Azure SQL Data Warehouse

data : https://rbdevdwhstorage.blob.core.windows.net/rbdevdwhtestdata/FlightData.csv

In my 3rd example, I explored SQL Data warehouse on AZURE.

The idea was to take a half a million rows CSV and then process it using SQL Data Warehouse and see the performance.

I provisioned one azure storage where i saved my test data and then one azure sql data warehouse of 100 dTUs. (least in data warehouses).

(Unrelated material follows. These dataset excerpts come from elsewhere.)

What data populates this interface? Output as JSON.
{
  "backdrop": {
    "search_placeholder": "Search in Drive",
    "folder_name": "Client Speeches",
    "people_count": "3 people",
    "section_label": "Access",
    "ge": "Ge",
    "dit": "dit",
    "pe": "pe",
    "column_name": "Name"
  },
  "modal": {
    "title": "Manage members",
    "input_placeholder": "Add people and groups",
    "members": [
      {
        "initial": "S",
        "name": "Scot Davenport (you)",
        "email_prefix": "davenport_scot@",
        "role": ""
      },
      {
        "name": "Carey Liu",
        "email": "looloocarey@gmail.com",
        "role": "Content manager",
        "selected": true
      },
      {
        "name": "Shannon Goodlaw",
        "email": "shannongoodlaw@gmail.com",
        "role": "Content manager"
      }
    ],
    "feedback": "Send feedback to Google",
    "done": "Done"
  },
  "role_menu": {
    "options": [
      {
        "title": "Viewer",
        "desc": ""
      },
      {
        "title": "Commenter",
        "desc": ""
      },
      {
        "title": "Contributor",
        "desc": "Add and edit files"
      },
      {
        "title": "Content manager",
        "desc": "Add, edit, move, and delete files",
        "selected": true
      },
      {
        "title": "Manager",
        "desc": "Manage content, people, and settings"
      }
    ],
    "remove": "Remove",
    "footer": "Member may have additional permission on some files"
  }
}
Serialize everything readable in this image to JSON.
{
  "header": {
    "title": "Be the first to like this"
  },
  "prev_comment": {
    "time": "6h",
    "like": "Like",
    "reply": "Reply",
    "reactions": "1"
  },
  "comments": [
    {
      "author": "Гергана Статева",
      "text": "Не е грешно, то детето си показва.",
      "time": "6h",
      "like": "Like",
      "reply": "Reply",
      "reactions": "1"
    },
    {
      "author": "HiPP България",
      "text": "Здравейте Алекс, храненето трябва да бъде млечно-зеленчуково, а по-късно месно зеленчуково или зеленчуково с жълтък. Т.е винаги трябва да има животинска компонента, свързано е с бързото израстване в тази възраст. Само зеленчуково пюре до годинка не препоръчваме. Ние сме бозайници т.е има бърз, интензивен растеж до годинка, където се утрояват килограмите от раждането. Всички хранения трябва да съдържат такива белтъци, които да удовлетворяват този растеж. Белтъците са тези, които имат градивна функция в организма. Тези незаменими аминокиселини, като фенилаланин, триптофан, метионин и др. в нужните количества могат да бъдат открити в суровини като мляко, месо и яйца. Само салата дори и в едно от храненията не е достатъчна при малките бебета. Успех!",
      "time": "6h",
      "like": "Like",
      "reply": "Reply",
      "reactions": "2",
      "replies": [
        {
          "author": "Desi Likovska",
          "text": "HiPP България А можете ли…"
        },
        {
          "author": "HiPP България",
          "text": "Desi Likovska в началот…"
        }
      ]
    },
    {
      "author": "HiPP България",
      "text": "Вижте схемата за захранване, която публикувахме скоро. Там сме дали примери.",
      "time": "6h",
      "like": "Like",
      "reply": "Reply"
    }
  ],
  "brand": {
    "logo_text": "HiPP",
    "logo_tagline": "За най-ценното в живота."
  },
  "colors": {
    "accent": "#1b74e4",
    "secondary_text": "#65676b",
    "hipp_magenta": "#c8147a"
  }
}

Snapshot of data stored to Azure Storage –

w1

Azure SQL Data Warehouse. Copy the Server Name from here and open management studio.

w2.jpg

Using SQL Management studio, connect to this data warehouse like any MSSQL database.

w3.jpg

 

Once you are connected, open new query windows.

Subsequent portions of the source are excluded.